Гёте и Пушкин - страница 5
Конвенциональный образ строится вокруг понятия гармонии: гармонии художественной, истолкованной как непротиворечивое соответствие между "формой" и "содержанием"; гармонии мировоззренческой, истолкованной как установка на "позитивное мышление"; гармонии нравственной, понятой как способность к вынесению более или менее однозначных приговоров о "положительных" и "отрицательных" характеристиках персонажей.

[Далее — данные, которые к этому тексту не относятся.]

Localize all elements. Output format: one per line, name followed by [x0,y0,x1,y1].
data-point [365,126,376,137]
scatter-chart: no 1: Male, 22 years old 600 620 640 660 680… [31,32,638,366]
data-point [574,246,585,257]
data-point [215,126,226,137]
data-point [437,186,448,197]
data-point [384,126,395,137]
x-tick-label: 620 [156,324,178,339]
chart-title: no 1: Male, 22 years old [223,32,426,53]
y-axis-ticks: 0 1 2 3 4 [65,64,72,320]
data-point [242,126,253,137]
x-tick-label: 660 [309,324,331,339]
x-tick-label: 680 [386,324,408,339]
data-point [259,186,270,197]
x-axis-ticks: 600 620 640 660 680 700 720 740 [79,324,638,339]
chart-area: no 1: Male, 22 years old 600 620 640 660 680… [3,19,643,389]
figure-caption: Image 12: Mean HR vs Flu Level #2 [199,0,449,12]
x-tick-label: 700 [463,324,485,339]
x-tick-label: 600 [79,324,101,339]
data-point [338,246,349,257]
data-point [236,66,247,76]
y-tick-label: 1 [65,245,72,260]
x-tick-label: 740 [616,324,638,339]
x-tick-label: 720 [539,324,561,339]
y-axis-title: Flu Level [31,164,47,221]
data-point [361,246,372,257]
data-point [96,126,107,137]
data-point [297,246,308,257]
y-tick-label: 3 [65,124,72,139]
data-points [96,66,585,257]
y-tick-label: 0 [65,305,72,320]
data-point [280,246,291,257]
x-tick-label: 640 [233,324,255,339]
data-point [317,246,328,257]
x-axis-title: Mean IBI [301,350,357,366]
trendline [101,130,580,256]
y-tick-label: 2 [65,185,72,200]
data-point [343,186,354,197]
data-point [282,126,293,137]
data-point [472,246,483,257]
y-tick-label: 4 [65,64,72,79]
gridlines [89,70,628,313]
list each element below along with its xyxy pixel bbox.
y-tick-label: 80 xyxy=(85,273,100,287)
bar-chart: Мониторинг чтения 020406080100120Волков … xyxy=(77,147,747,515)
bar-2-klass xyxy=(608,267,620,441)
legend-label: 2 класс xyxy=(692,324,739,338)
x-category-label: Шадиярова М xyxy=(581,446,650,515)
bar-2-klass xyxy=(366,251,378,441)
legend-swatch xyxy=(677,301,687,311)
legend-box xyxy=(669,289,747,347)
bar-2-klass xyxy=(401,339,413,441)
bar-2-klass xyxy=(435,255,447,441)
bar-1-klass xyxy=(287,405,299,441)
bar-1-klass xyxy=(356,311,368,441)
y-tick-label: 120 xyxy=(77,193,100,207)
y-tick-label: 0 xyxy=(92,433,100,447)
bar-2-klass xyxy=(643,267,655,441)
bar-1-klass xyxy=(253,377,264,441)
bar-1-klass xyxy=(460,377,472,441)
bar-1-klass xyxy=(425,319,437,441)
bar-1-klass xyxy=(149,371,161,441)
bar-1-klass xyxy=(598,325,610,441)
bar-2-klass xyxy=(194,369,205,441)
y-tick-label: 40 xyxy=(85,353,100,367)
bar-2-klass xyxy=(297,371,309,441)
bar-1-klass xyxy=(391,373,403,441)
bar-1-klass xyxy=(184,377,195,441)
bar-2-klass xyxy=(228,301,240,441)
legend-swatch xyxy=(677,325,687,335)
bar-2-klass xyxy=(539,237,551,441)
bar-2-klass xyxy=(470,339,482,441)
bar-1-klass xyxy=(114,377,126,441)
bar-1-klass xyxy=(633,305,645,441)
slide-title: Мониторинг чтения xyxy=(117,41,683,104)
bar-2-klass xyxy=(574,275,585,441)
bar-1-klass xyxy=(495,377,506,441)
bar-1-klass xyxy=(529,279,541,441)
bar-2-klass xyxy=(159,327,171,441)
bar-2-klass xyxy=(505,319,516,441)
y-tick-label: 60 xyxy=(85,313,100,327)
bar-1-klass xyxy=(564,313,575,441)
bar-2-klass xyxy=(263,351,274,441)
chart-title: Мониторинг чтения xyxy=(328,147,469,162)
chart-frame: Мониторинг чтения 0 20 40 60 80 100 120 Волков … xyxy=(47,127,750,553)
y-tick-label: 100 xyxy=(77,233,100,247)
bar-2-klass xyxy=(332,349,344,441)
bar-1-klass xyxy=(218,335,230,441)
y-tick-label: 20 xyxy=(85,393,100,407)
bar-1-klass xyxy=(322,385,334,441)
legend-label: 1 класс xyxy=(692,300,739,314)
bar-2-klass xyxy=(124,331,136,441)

Как выглядит дело в реальности? Да, творчество Пушкина, как и творчество Гёте, дает читателю удивленное переживание некоторой особой гармонии между так называемой формой и так называемым содержанием - между движением стиха, фонетической "оркестровкой" и проч., с одной стороны, и предметом изображения, с другой стороны. Но еще Гераклит замечает в одном из своих фрагментов, что скрытая гармония лучше явной. Гармония между надрывом Вертера, доводившим впечатлительных читателей до самоубийства, и течением золотой гётевской прозы есть гармония парадоксальная, гармония контрапункта и контраста, а не беспроблемного соответствия. Равным образом в "Евгении Онегине" всячески тематизируется настроение, достаточно близкое к отчаянию; и притом роман - тут исключительно к месту вспомнить все рассуждения Бахтина о романе как противоположности эпосу! - развертывается как причудливо-непринужденная causerie автора с читателем, принципиально ни с чего начинающаяся и ничем заканчивающаяся; но онегинская строфа далеко не случайно принадлежит к числу самых строгих, самых сложных и музыкально упорядоченных строфических форм в русской и европейской поэзии. Из этого же, кстати, очевидно, насколько сложен в случае Гёте и Пушкина вопрос о гармонии мировоззренческой, о наличии или отсутствии "жизнерадостности", "приятия мира" и т. п. Как распределяет себя мировоззрение Пушкина между тематикой "Евгения Онегина" и его строфикой, противостоящей изображенному душевному хаосу примерно так, как небо над Аустерлицем, которое видит князь Андрей у Льва Толстого, противостоит кровавой бессмыслице битвы? В чем именно его искать? Строй формы "ставит на место" героя и самый авторский голос, как это было бы немыслимо у Гейне или тем более, скажем, у экспрессионистов. Но форма - это форма, а не тезис, даваемый ею катарсис ничего не "объясняет" и никого не "утешает" в тривиальном смысле этих глаголов.
Что касается способности к более или менее однозначным вердиктам, то с этим дело обстоит особенно сложно. Фауст, употребляя самое мягкое выражение из словаря самого Гёте, - личность "проблематическая" (problematische Persцnlichkeit). Честное слово, можно понять К.-С. Льюиса, который находил дьявольское начало никак не в Мефистофеле, сохранившем хоть способность к юмору, а в серьезничающем, торжественном фаустовском себялюбии. (Тем лучше Фауст подходит к своей функции безличного зеркала авторской личности.) Что до Пушкина - кто поверит, кто способен поверить, будто Самозванец - персонаж "негативный"? Но уж совсем необычный казус - разделение в "Капитанской дочке" одного и того же исторического прототипа (Шванвича - дворянина, перешедшего к Пугачеву) на всецело светлого Гринева и всецело инфернального, однако, несмотря на свою порочащую фамилию и злые дела, вызывающего в читателе участие Швабрина. Впрочем, и Гринев, и Швабрин - персонажи почти сказочные. Но в случае характеристики персонажей более "взрослых" Пушкин дает не столько тезисы, сколько вопросы, демонстративно тематизируя открытость образа. С другой стороны, это еще не та открытость образа, которая станет возможной при более решительном отходе от традиции - скажем, после Достоевского. У Пушкина открытость образа показывается через каталог альтернатив, каждая из которых формулируется в манере, достаточно близкой к риторической конвенции, - но так, что все они в совокупности взаимно оспаривают друг друга. Иногда это мотивируется сюжетом: так, ранняя смерть Ленского позволяет гадать о неосуществленных возможностях.